It’s quarterly earnings time – get your dictionary

The basic model of communication consists of a sender who encodes a message and transmits it to a receiver who decodes the message, and voilà, communication has occurred.

But when it comes to business and economics – particularly in the quarterly earnings reports about to rain down on investors, analysts and other interested observers – there is often something lost in translation.

Publicly traded companies are required to issue quarterly earnings reports, also known as Form 10-Q, to the Securities and Exchange Commission, offering a comprehensive statement of financial performance. But given the often obtuse and confusing rhetoric used in the report, 10-Q might just as well stand for “10 Questions” rather than something providing any answers.

Sometimes the writing is so purposefully vague it can mean everything and nothing at the same time.

Take, for example, this nugget from Apple Inc.’s last quarterly report release: “Our June quarter continued to demonstrate our ability to manage our business effectively despite the challenging operating environment.”

Sounds like good news for Apple investors and employees but aren’t all companies expected to effectively manage their business despite challenges?

All too often, quarterly earnings statements are a mixture of corporate backslapping and inscrutable jargon, all of which fail to achieve that goal of basic communication.

In that same Apple report, company officials shared a communal pat on the back for reaching an all-time high for the corporation’s “installed base of active devices …. In every geographic segment and product category.” While the sentence has an authoritative sound of something very important, the basic message of “lots of people are using our products all over the world” is lost in an unnecessarily complicated word salad.

To be sure, the audience for a quarterly earnings report is mostly analysts, economists and institutional investors. But with day trading and easy access to equities markets through technology, publicly traded companies need to keep in mind that not everyone thumbing through an SEC filing is an expert or understands even some of the basic business jargon being bandied about.

The ability to say nothing substantive while using a lot of words is not unique to the corporate world. Government bureaucracies thrive on the practice, and some agencies, such as the Federal Reserve Board, have become masterful in their ability to say in three paragraphs what should take three sentences.

In the grand scheme of things, this may seem to be a lot of sound and fury signifying nothing. But publicly traded companies are playing around with other peoples’ money, and those other people deserve to be informed about the actions, plans and issues that directly affect their investments in clear and plain language. In offering flowery language steeped in jargon, companies do a disservice to their investors and make it harder for the average person to understand what is going on with their money.
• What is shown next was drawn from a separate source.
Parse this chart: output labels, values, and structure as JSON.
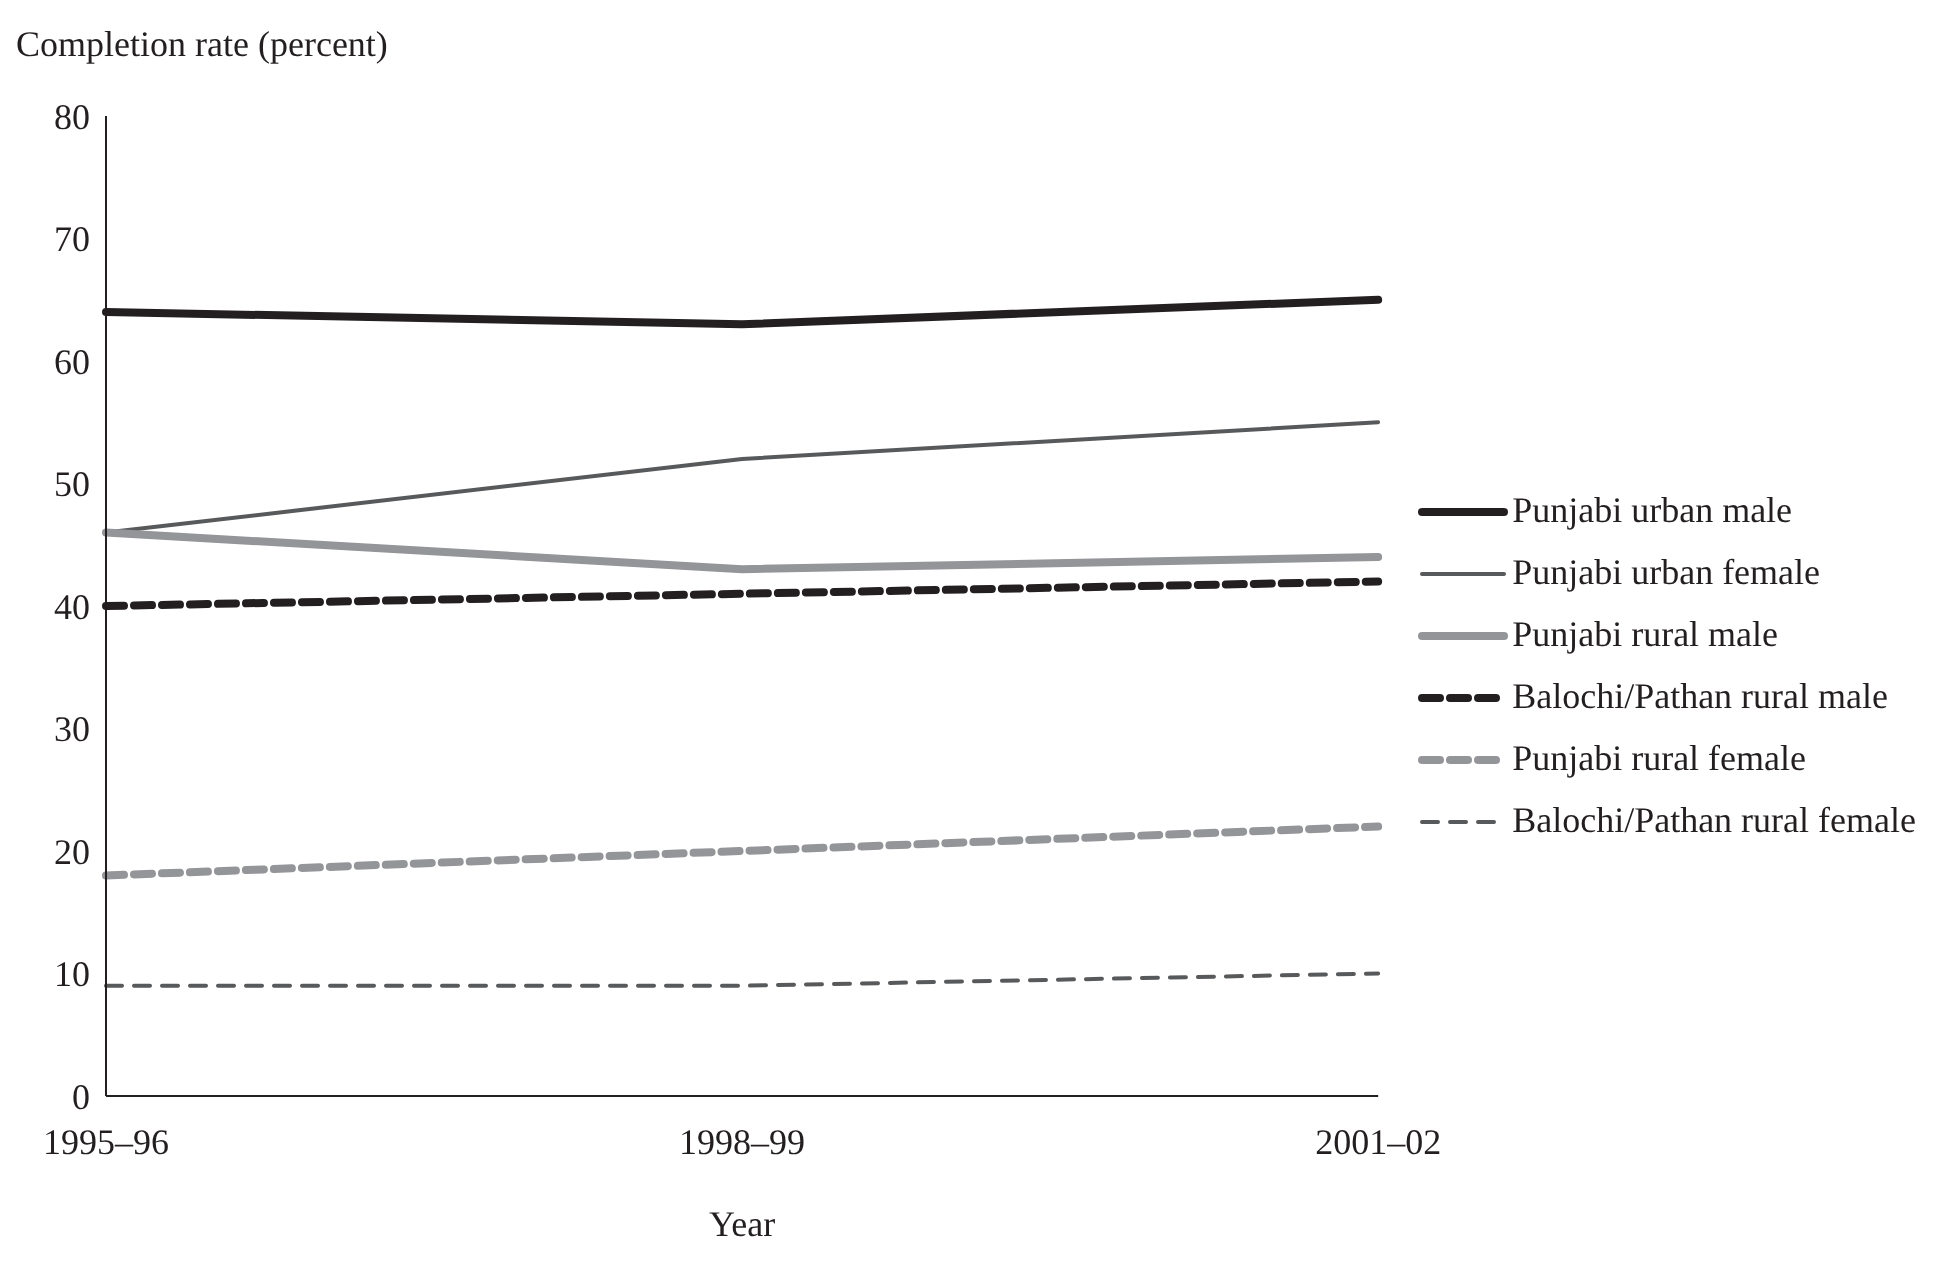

The lure to use 10 words where three or four will do is strong and lends an air of credibility to these reports that they have not earned. But more often than not, it is an attempt to obscure the economic reality behind a wall of rhetorical noise.

When Meta tells investors and analysts the company has “reduced our hiring and overall expense growth plans this year to account for the more challenging operating environment,” it sounds like a sound and prudent course of action. But the reality is the company is looking to cut costs and reduce spending and do some general belt-tightening. And companies only pull their financial belts tighter when they expect rough economic seas ahead.

Stating that clearly and unambiguously might be harsh and conflict with the happy face the company is trying to put on a less-than-stellar quarter, but it is the truth. And truth is what their investors and customers deserve.